The withdrawal of U.S. forces from Afghanistan last year officially ended the wars of 9/11, along with the struggle to nation-build and implant democracy in the heart of the Islamic world. While unhappy with the way the withdrawal was implemented, Americans largely applauded the end of the so-called War on Terror. The American body politic, which was never really asked to sacrifice much in pursuit of victory in Afghanistan and Iraq, had tired of “forever wars,” conflicts with nebulous goals and no clear path to victory. Having spent well in excess of $1 trillion on these wars, Americans are ready, in the words of President Barack Obama, to “nation build at home.” The United States, it seems, would rather fight culture wars at home than the more violent kind overseas.

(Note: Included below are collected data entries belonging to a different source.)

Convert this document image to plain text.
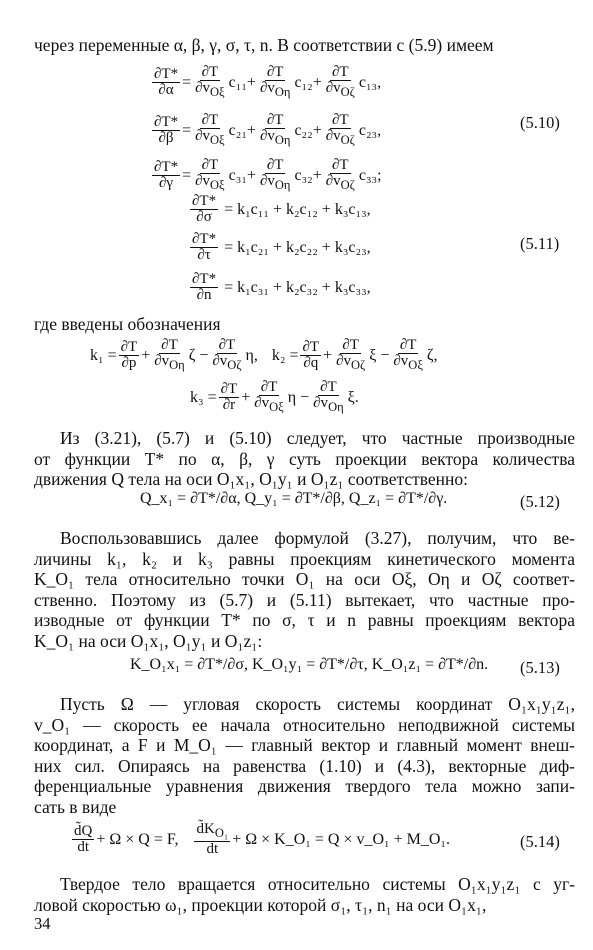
через переменные α, β, γ, σ, τ, n. В соответствии с (5.9) имеем
$\frac{\partial T*}{\partial\alpha} = \frac{\partial T}{\partial v_{O\xi}} c_{11} + \frac{\partial T}{\partial v_{O\eta}} c_{12} + \frac{\partial T}{\partial v_{O\zeta}} c_{13}$,
$\frac{\partial T*}{\partial\beta} = \frac{\partial T}{\partial v_{O\xi}} c_{21} + \frac{\partial T}{\partial v_{O\eta}} c_{22} + \frac{\partial T}{\partial v_{O\zeta}} c_{23}$,
$\frac{\partial T*}{\partial\gamma} = \frac{\partial T}{\partial v_{O\xi}} c_{31} + \frac{\partial T}{\partial v_{O\eta}} c_{32} + \frac{\partial T}{\partial v_{O\zeta}} c_{33}$;
(5.10)
$\frac{\partial T*}{\partial\sigma} = k_1c_{11} + k_2c_{12} + k_3c_{13}$,
$\frac{\partial T*}{\partial\tau} = k_1c_{21} + k_2c_{22} + k_3c_{23}$,
$\frac{\partial T*}{\partial n} = k_1c_{31} + k_2c_{32} + k_3c_{33}$,
(5.11)
где введены обозначения
$k_1 = \frac{\partial T}{\partial p} + \frac{\partial T}{\partial v_{O\eta}}$ $\zeta - \frac{\partial T}{\partial v_{O\zeta}} \eta$, $k_2 = \frac{\partial T}{\partial q} + \frac{\partial T}{\partial v_{O\zeta}}$ $\xi - \frac{\partial T}{\partial v_{O\xi}} \zeta$,
$k_3 = \frac{\partial T}{\partial r} + \frac{\partial T}{\partial v_{O\xi}}$ $\eta - \frac{\partial T}{\partial v_{O\eta}} \xi$.
Из (3.21), (5.7) и (5.10) следует, что частные производные
от функции T* по α, β, γ суть проекции вектора количества
движения Q тела на оси O₁x₁, O₁y₁ и O₁z₁ соответственно:
Q_x₁ = ∂T*/∂α, Q_y₁ = ∂T*/∂β, Q_z₁ = ∂T*/∂γ.	(5.12)
Воспользовавшись далее формулой (3.27), получим, что ве-
личины k₁, k₂ и k₃ равны проекциям кинетического момента
K_O₁ тела относительно точки O₁ на оси Oξ, Oη и Oζ соответ-
ственно. Поэтому из (5.7) и (5.11) вытекает, что частные про-
изводные от функции T* по σ, τ и n равны проекциям вектора
K_O₁ на оси O₁x₁, O₁y₁ и O₁z₁:
K_O₁x₁ = ∂T*/∂σ, K_O₁y₁ = ∂T*/∂τ, K_O₁z₁ = ∂T*/∂n. (5.13)
Пусть Ω — угловая скорость системы координат O₁x₁y₁z₁,
v_O₁ — скорость ее начала относительно неподвижной системы
координат, а F и M_O₁ — главный вектор и главный момент внеш-
них сил. Опираясь на равенства (1.10) и (4.3), векторные диф-
ференциальные уравнения движения твердого тела можно запи-
сать в виде
$\frac{d̃Q}{dt} + \Omega \times Q = F$, $\frac{d̃K_{O_1}}{dt} + \Omega$ × K_O₁ = Q × v_O₁ + M_O₁.	(5.14)
Твердое тело вращается относительно системы O₁x₁y₁z₁ с уг-
ловой скоростью ω₁, проекции которой σ₁, τ₁, n₁ на оси O₁x₁,
34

The United States has been through this cycle before. After the doughboys redeployed at the conclusion of the “War to End all Wars,” Americans took the phrase seriously and retreated into their isolationist shell in the Western Hemisphere, theoretically protected by two great oceans. In the 1930s the U.S. Congress passed three Neutrality Acts to prevent the country from being accidentally pulled into conflict, as many Americans believe had been the case in 1917. The America First Committee, a political organization dedicated to keeping the United States out of foreign wars, held enormous political clout. Despite these manifestations of public unwillingness to venture abroad “in search of monsters to destroy,” by the end of 1941 German submarines and Japanese carrier aircraft had convinced the American people of the need to secure their vital interests overseas.
The end of the Cold War in 1991 likewise sent the American people in search of a peace dividend. Poorly designed expeditionary operations in Somalia led to the withdrawal of American forces after a street battle in Mogadishu in October 1993 resulted in the death of nineteen U.S. servicemembers and the wounding of seventy-three others. Peacekeeping operations in Bosnia were designed with an expiration date to assuage the concerns of the American people of the U.S. Army getting bogged down in a quagmire of ethnic cleansing in the Balkans.
The attack on the United States on 9/11 changed this mindset. U.S. presidents kept American forces in Iraq for eight years and in Afghanistan for twenty, making it the longest war in U.S. history. Although it seems now as if internal divisions and compassion fatigue rule out sustained military operations abroad, this is only because the nation’s vital interests do not appear to be in jeopardy. No matter how divisive U.S. internal politics appear to be at present, a foreign attack has the way of concentrating the mind of the American people on their collective security.
If and when that day arrives, the United States has the wherewithal to fight its opponents to the ends of the earth and beyond. Potential opponents would be well advised not to mistake the fractious nature of American politics as a lack of national vitality, or the current budget woes as an inability to fund U.S. national defense. Before the Japanese attack on Pearl Harbor, German and Japanese leaders doubted the ability of the United States to create and sustain armed forces for a long war. The ruins of Berlin and Tokyo in 1945 were a testament to their lack of faith.